Cliniquement, je vois la culpabilité existentielle se manifester soit par la dépression, la honte, la colère ou une intense angoisse de mort. Chez un jeune homme comme celui que j’ai décrit ci-dessus, une manifestation typique de la culpabilité existentielle est la colère. En fait, j’enseigne à mes stagiaires que chaque fois qu’ils rencontrent un patient en colère atteint d’un cancer avancé, ils doivent penser à la culpabilité existentielle et s’attaquer à ses sources. C’est la source de leur désespoir. La colère et l’anxiété ont les mêmes racines étymologiques. En fait, la colère naît généralement de la peur : la peur de la perte – la perte de l’amour, de l’espoir, de la vie. Enfin, la culpabilité existentielle peut se manifester sous forme de dépression ou de honte lorsque la colère et la culpabilité sont dirigées vers l’intérieur.

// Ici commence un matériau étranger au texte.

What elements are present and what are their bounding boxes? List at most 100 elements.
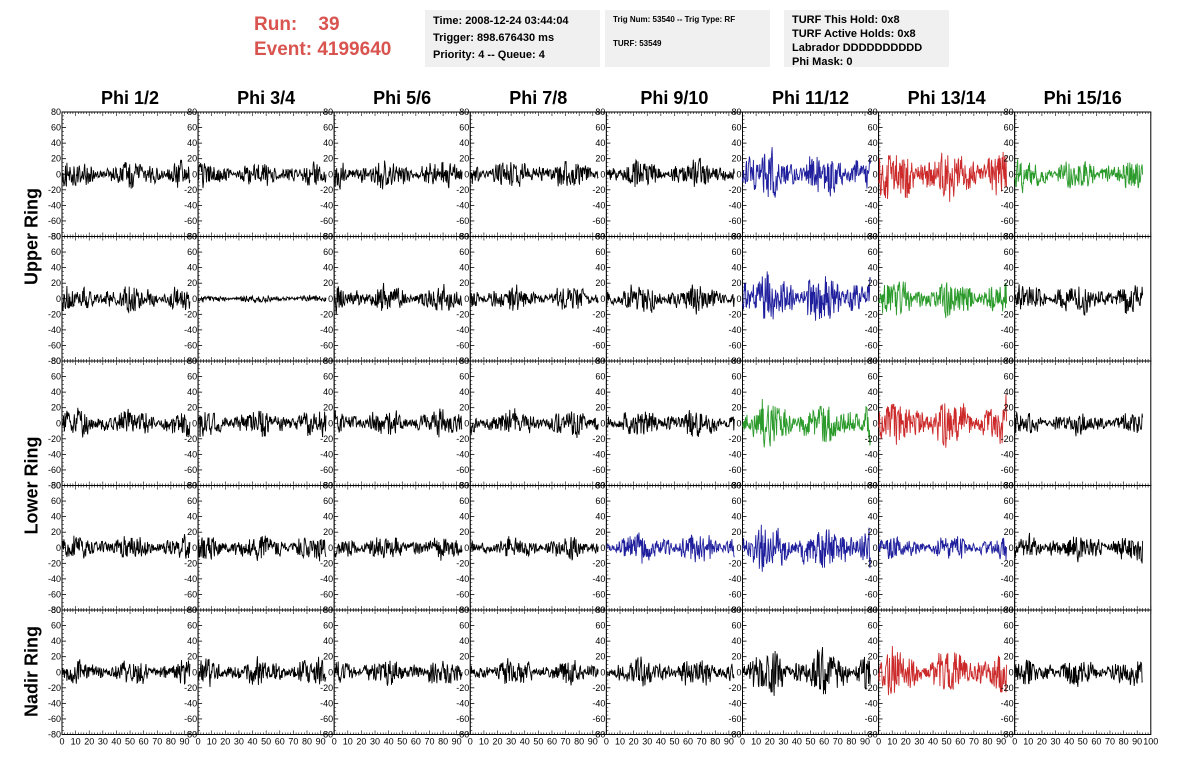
y-tick-label: -40	[592, 325, 605, 335]
y-tick-label: -20	[456, 309, 469, 319]
y-tick-label: 60	[323, 247, 333, 257]
y-tick-label: 60	[51, 123, 61, 133]
y-tick-label: -60	[728, 340, 741, 350]
y-tick-label: -20	[592, 309, 605, 319]
y-tick-label: 0	[1009, 418, 1014, 428]
phi-mask-text: Phi Mask: 0	[792, 56, 853, 68]
y-tick-label: 40	[323, 512, 333, 522]
y-tick-label: 80	[51, 481, 61, 491]
y-tick-label: 0	[464, 418, 469, 428]
turf-this-hold-text: TURF This Hold: 0x8	[792, 14, 900, 26]
y-tick-label: 60	[595, 123, 605, 133]
y-tick-label: -40	[456, 449, 469, 459]
y-tick-label: 60	[323, 123, 333, 133]
panel-frame	[469, 236, 607, 362]
y-tick-label: 60	[51, 621, 61, 631]
y-tick-label: -20	[48, 185, 61, 195]
event-value: 4199640	[317, 39, 392, 60]
y-tick-label: 0	[600, 294, 605, 304]
y-tick-label: -60	[1001, 216, 1014, 226]
y-tick-label: 80	[323, 481, 333, 491]
y-tick-label: 40	[51, 512, 61, 522]
y-tick-label: 60	[51, 372, 61, 382]
y-tick-label: -40	[1001, 574, 1014, 584]
waveform-trace	[1014, 532, 1144, 564]
y-tick-label: 0	[192, 418, 197, 428]
y-tick-label: 80	[459, 356, 469, 366]
y-tick-label: 40	[1004, 512, 1014, 522]
y-tick-label: -20	[592, 434, 605, 444]
y-tick-label: 0	[600, 169, 605, 179]
panel-frame	[61, 360, 199, 486]
y-tick-label: -60	[320, 216, 333, 226]
y-tick-label: 60	[187, 123, 197, 133]
run-value: 39	[318, 14, 340, 35]
y-tick-label: 0	[736, 169, 741, 179]
y-tick-label: 60	[459, 123, 469, 133]
y-tick-label: -20	[728, 185, 741, 195]
y-tick-label: -60	[320, 340, 333, 350]
y-tick-label: 0	[328, 169, 333, 179]
y-tick-label: 20	[868, 278, 878, 288]
y-tick-label: 60	[459, 372, 469, 382]
waveform-trace	[197, 410, 327, 438]
y-tick-label: 80	[595, 481, 605, 491]
y-tick-label: 0	[192, 294, 197, 304]
column-header: Phi 11/12	[771, 88, 850, 108]
y-tick-label: 60	[323, 372, 333, 382]
y-tick-label: -20	[184, 683, 197, 693]
y-tick-label: -20	[320, 185, 333, 195]
y-tick-label: -40	[48, 698, 61, 708]
y-tick-label: 60	[1004, 247, 1014, 257]
y-tick-label: 40	[868, 387, 878, 397]
x-tick-label: 20	[84, 737, 94, 747]
x-tick-label: 60	[139, 737, 149, 747]
y-tick-label: -20	[865, 434, 878, 444]
y-tick-label: -40	[48, 325, 61, 335]
y-tick-label: -60	[1001, 465, 1014, 475]
y-tick-label: 0	[464, 169, 469, 179]
event-label: Event:	[254, 39, 313, 60]
y-tick-label: -20	[865, 185, 878, 195]
y-tick-label: 20	[595, 154, 605, 164]
y-tick-label: -20	[456, 185, 469, 195]
y-tick-label: -60	[48, 714, 61, 724]
y-tick-label: -60	[865, 589, 878, 599]
y-tick-label: -40	[592, 200, 605, 210]
y-tick-label: 40	[459, 138, 469, 148]
waveform-trace	[469, 408, 599, 439]
y-tick-label: 80	[51, 356, 61, 366]
y-tick-label: -40	[728, 200, 741, 210]
waveform-trace	[606, 532, 735, 564]
y-tick-label: 40	[868, 263, 878, 273]
y-tick-label: 20	[868, 154, 878, 164]
y-tick-label: -20	[1001, 185, 1014, 195]
y-tick-label: 20	[187, 154, 197, 164]
column-header: Phi 7/8	[509, 88, 568, 108]
x-tick-label: 90	[179, 737, 189, 747]
y-tick-label: 40	[51, 263, 61, 273]
y-tick-label: -60	[456, 340, 469, 350]
y-tick-label: 40	[187, 387, 197, 397]
y-tick-label: -40	[1001, 449, 1014, 459]
y-tick-label: -40	[456, 574, 469, 584]
y-tick-label: -60	[865, 216, 878, 226]
y-tick-label: -60	[592, 216, 605, 226]
waveform-trace	[742, 398, 871, 448]
waveform-trace	[742, 271, 871, 321]
y-tick-label: -20	[320, 309, 333, 319]
y-tick-label: -60	[1001, 340, 1014, 350]
trig-num-text: Trig Num: 53540 -- Trig Type: RF	[613, 15, 736, 24]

Il est souvent possible de soulager la culpabilité existentielle par une variété d’approches : achever les tâches de la vie qui peuvent être achevées, faire amende honorable, demander pardon, planifier pour assurer un certain sentiment de sécurité à la famille, se rappeler qu’ils ont choisi un conjoint capable de mener à bien la tâche d’élever leurs enfants, donner à un conjoint la permission de choisir de se remarier ou de trouver à nouveau le bonheur, laisser des lettres de conseils aux enfants qui seront ouvertes à des étapes attendues qui seront manquées. Toutes ces stratégies peuvent être utiles. En fin de compte, il s’agit d’un choix singulier : se pardonner à soi-même d’être un être humain imparfait et vulnérable. Se pardonner à soi-même d’être simplement humain – trop humain.